All of this would be manageable if there were a strategic framework to guide the spending. But the Hague summit exposed a deeper problem: NATO has entered an era of low expectations. The alliance survived the summit—but with little to show for it. No new strategy for dealing with Russia was adopted. Ukraine received scant attention. The primary objective was not deterrence, but survival.
European allies have adapted too quickly to the diminished ambitions of the Trump administration. By accepting the premise that Trump must be appeased as a matter of highest importance, they have allowed the strategic agenda to shrink. The 5 percent pledge may have bought short-term unity, but it does not solve the governance challenge that lies beneath the surface. NATO’s deterrence posture has long relied on U.S. leadership to set priorities, force coherence, and drive integration. In the absence of that leadership, European allies must step up—not only by spending more, but by aligning their efforts strategically. That will require uncomfortable political choices.
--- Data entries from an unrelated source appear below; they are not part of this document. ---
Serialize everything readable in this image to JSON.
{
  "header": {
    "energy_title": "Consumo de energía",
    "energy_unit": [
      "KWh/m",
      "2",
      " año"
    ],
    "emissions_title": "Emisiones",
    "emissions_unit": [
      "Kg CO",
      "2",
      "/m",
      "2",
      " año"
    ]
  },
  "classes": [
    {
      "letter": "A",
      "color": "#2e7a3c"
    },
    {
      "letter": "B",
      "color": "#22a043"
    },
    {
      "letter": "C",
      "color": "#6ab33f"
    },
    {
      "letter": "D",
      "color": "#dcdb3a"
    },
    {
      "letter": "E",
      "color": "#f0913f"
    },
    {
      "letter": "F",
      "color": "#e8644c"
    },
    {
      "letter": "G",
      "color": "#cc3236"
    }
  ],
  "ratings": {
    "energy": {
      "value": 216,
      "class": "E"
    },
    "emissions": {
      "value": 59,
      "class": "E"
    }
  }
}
This is not just about closing capability gaps. It’s about replacing the leadership, cohesion, and readiness once ensured by the United States. No single European country can fill that void. Various governance models—a European pillar within NATO, flexible coalitions, an EU Defense Union—cannot yet provide the strategic coherence needed across a fragmented landscape.
The EU is increasingly central, especially on the defense industrial side, but these efforts must be paired with sustained political coordination and clear strategic purpose. Europe’s patchwork of coalitions and capability projects reflects pragmatic adaptation to geopolitical shocks, but without institutional budgets, command structures, or a shared defense vision, it cannot succeed. A relaunch of NATO-EU cooperation is essential, but so is clarity about Europe’s own defense ambitions, especially as debates over “rearmament” versus “readiness” reveal deeper uncertainties about what Europe is defending and why. Strategic coherence requires solidarity across national and institutional lines, and a common defense interest that justifies long-term investment and shared sacrifice. In the absence of clear signals from Washington, Europe must press ahead on its own terms—toward a defense posture that is resilient, integrated, and distinctly European.
The Hague summit avoided the worst-case scenario. Trump even hinted that he left the summit less skeptical of the alliance than when he arrived. But NATO’s survival came at the cost of ambition and, arguably, dignity.
The United States has yet to clarify the parameters of its future military presence in Europe, the extent of its long-term commitment to Ukraine, and whether future industrial cooperation will remain tied to security guarantees. This ambiguity leaves European planners uncertain about how to scale their own ambitions, complicating both force planning and defense investment decisions.
But ambiguity should be sufficient to spur action. The path forward now depends on whether Europe can use this moment not just to meet spending targets, but to define a coherent approach to defense without waiting for American permission. The 5 percent deal is a starting point—not a solution.